Johnson Shelsey W, Garcia Michael A, Sisson Emily K Q, Sheldrick Christopher R, Kumar Vishakha K, Boman Karen, Bolesta Scott, Bansal Vikas, Lal Amos, Domecq J P, Melamed Roman R, Christie Amy B, Husain Abdurrahman, Yus Santiago, Gajic Ognjen, Kashyap Rahul, Walkey Allan J
The Pulmonary Center, Division of Pulmonary, Allergy, Sleep and Critical Care, Department of Medicine, Boston University School of Medicine, Boston, MA.
Biostatistics and Epidemiology Data Analytics Center, Boston University School of Public Health, Boston, MA.
Crit Care Explor. 2022 Feb 18;10(2):e0638. doi: 10.1097/CCE.0000000000000638. eCollection 2022 Feb.
To describe hospital variation in use of "guideline-based care" for acute respiratory distress syndrome (ARDS) due to COVID-19.
Retrospective, observational study.
The Society of Critical Care Medicine's Discovery Viral Infection and
Adult patients with ARDS due to COVID-19 between February 15, 2020, and April 12, 2021.
Hospital-level use of "guideline-based care" for ARDS including low-tidal-volume ventilation, plateau pressure less than 30 cm HO, and prone ventilation for a Pao/Fio ratio less than 100.
Among 1,495 adults with COVID-19 ARDS receiving care across 42 hospitals, 50.4% ever received care consistent with ARDS clinical practice guidelines. After adjusting for patient demographics and severity of illness, hospital characteristics, and pandemic timing, hospital of admission contributed to 14% of the risk-adjusted variation in "guideline-based care." A patient treated at a randomly selected hospital with higher use of guideline-based care had a median odds ratio of 2.0 (95% CI, 1.1-3.4) for receipt of "guideline-based care" compared with a patient receiving treatment at a randomly selected hospital with low use of recommended therapies. Median-adjusted inhospital mortality was 53% (interquartile range, 47-62%), with a nonsignificantly decreased risk of mortality for patients admitted to hospitals in the highest use "guideline-based care" quartile (49%) compared with the lowest use quartile (60%) (odds ratio, 0.7; 95% CI, 0.3-1.9; = 0.49).

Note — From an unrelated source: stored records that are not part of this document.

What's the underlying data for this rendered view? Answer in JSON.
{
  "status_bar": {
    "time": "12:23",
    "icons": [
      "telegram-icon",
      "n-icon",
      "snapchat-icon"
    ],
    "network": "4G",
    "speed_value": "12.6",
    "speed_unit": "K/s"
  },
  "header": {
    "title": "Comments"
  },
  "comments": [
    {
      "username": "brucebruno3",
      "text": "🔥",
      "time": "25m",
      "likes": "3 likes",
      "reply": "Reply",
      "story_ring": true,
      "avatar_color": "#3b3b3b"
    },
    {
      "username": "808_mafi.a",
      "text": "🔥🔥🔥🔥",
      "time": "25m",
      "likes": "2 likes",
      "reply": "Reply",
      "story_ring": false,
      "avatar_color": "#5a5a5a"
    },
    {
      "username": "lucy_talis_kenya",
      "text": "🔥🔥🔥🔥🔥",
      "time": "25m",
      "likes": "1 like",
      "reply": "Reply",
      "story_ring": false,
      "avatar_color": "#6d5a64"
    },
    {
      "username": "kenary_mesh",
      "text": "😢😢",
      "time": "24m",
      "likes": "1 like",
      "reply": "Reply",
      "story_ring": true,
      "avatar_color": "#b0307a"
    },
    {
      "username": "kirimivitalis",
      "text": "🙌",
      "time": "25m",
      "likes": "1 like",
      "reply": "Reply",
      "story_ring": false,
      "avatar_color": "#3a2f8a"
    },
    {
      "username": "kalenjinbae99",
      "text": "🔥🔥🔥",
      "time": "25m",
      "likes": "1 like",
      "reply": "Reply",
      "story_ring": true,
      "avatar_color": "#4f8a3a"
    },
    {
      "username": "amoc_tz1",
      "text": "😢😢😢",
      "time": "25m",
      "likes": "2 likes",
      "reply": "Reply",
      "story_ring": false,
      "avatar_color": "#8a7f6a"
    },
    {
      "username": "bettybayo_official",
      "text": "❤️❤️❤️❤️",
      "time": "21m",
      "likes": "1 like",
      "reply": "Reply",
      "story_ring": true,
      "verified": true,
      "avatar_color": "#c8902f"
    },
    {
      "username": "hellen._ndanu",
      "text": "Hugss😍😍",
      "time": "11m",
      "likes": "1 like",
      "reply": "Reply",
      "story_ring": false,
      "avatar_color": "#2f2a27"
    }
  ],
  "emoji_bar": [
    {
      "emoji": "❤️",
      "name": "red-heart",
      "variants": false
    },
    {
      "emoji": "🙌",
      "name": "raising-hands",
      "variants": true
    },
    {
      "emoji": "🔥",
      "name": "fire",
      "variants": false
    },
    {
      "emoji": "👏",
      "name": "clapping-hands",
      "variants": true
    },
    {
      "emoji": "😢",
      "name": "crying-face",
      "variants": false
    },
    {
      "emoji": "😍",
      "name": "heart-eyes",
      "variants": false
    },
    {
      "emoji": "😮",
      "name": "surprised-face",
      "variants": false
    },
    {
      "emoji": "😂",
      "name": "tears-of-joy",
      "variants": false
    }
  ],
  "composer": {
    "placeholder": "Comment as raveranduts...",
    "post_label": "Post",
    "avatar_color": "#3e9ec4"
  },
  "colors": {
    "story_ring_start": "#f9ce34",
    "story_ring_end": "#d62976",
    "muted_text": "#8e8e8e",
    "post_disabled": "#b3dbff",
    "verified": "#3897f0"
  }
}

During the first year of the COVID-19 pandemic, only half of patients received "guideline-based care" for ARDS management, with wide practice variation across hospitals. Strategies that improve adherence to recommended ARDS management strategies are needed.
描述因新型冠状病毒肺炎(COVID-19)导致的急性呼吸窘迫综合征(ARDS)患者在接受“基于指南的治疗”方面的医院差异。
回顾性观察研究。
危重病医学会的发现病毒感染研究。
2020年2月15日至2021年4月12日期间因COVID-19导致ARDS的成年患者。
医院层面针对ARDS的“基于指南的治疗”,包括低潮气量通气、平台压小于30 cm H₂O以及对于氧合指数(Pao/Fio)小于100的患者采用俯卧位通气。
在42家医院接受治疗的1495例COVID-19 ARDS成年患者中,50.4%的患者曾接受过符合ARDS临床实践指南的治疗。在对患者人口统计学特征、疾病严重程度、医院特征以及疫情时间进行调整后,入院医院导致了“基于指南的治疗”中14%的风险调整后差异。与在随机选择的低使用推荐疗法医院接受治疗的患者相比,在随机选择的高使用基于指南治疗的医院接受治疗的患者接受“基于指南的治疗”的中位比值比为2.0(95%置信区间,1.1 - 3.4)。调整后的院内死亡率中位数为53%(四分位间距,47 - 62%),与最低使用“基于指南的治疗”四分位数组(60%)相比,最高使用“基于指南的治疗”四分位数组(49%)的患者死亡率风险有非显著降低(比值比,0.7;95%置信区间,0.3 - 1.9;P = 0.49)。
在COVID-19大流行的第一年期间,只有一半的患者在ARDS管理中接受了“基于指南的治疗”,各医院之间的实践差异很大。需要采取策略来提高对推荐的ARDS管理策略的依从性。